Late last month, the UK hosted a business delegation from Qatar. The two-day joint Qatar-UK Business and Investment Forum. Reuters recently reported Gulf States are currently looking to sign a free trade agreement with the UK to secure preferential deals once Brexit comes into place.
The Gulf could provide an opportunity for the UK to deepen its economic ties with the oil rich region once they have officially left the EU.
Once Britain leaves the EU, it would mean that GCC proposals to trade with Britain are no longer subject to the approval of a 28-country trading bloc. Gulf countries’ attempt to negotiate Free Trade Agreements with the EU since the late 1980s and formal negotiations since 1990 may finally gain traction with the UK on a bilateral basis.
There is significant room for growth, as the GCC’s trade with the UK accounted for just 2.7 per cent of the region’s global trade last year, according to ratings agency Moody’s.
Secretary of State for Brexit, David Davis, said the UK should move toward an export-based economy that leverages trade agreements with long-time allies including the UAE.
New research by Dubai Multi Commodities Centre (DMCC) showed that 42 percent of UK businesses have more appetite for overseas expansion in the Brexit era. Out of the UK businesses open to expanding into overseas markets, 40 percent would consider the Middle East and 75 percent would consider Dubai as a location to expand into.

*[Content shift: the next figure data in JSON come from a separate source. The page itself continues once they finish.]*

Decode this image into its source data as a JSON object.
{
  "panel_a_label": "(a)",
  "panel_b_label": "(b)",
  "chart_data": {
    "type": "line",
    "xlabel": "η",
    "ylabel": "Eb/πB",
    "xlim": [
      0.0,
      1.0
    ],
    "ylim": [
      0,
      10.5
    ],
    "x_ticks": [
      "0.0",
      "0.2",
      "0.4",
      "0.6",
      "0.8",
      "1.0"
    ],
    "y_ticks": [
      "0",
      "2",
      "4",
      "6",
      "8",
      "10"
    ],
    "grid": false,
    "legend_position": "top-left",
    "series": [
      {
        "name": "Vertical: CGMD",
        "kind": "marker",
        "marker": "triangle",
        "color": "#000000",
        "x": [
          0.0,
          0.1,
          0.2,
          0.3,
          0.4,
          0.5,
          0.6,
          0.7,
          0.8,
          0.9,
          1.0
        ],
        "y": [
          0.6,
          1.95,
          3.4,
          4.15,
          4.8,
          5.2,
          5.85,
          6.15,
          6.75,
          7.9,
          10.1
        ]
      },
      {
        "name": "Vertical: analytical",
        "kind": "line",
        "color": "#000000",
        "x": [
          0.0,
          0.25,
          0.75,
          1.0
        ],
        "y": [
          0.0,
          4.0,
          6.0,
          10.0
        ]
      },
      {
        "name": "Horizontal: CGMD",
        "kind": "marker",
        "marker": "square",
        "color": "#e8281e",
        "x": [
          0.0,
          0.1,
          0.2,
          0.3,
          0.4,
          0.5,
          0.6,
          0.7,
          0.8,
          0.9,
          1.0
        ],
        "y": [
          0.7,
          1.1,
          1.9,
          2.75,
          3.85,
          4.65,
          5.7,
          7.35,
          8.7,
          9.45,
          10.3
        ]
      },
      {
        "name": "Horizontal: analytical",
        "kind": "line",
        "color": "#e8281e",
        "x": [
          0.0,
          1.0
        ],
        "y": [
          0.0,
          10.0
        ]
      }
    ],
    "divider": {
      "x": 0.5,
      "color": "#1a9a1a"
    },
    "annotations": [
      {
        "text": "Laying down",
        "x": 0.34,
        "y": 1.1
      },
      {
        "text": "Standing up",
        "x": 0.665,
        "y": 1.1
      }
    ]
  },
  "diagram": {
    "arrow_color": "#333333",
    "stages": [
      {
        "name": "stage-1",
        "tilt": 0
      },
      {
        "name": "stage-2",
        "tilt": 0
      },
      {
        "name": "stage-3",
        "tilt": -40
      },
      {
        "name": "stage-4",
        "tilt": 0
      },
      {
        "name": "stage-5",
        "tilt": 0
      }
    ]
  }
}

There are those who believe that this move could be a struggle for Britain. Political economy fellow Lavery explained that the UK is “deeply integrated into EU supply chains,” meaning trade with emerging economies such as BRICS (Brazil, Russia, India, China and South Africa) is far lower than with other EU member states.
“It is possible that a “transitional arrangement” whereby the UK retains a close relationship with the EU after Brexit could be put in place. This could constrain the UK’s capacity to make trade deals with third countries in the medium term,” Lavery says. On the other hand, he states that maintaining links with Saudi Arabia remains important to UK policymakers for security and political reasons.
However, the UK appears to look beyond the Gulf for trade ties. British Finance Minister Philip Hammond flew in to India for talks with Indian counterpart Arun Jaitley to promote British business.
Hammond’s trade mission is part of an effort to build a partnership with India as it tries to forge a future as a global manufacturing powerhouse.
GCC geopolitical expert Ramady explains that developing economies, especially those in the Commonwealth bloc, offer Britain post exit with some competitive advantages given the historical political and economic links and familiarity with the UK’s business environment.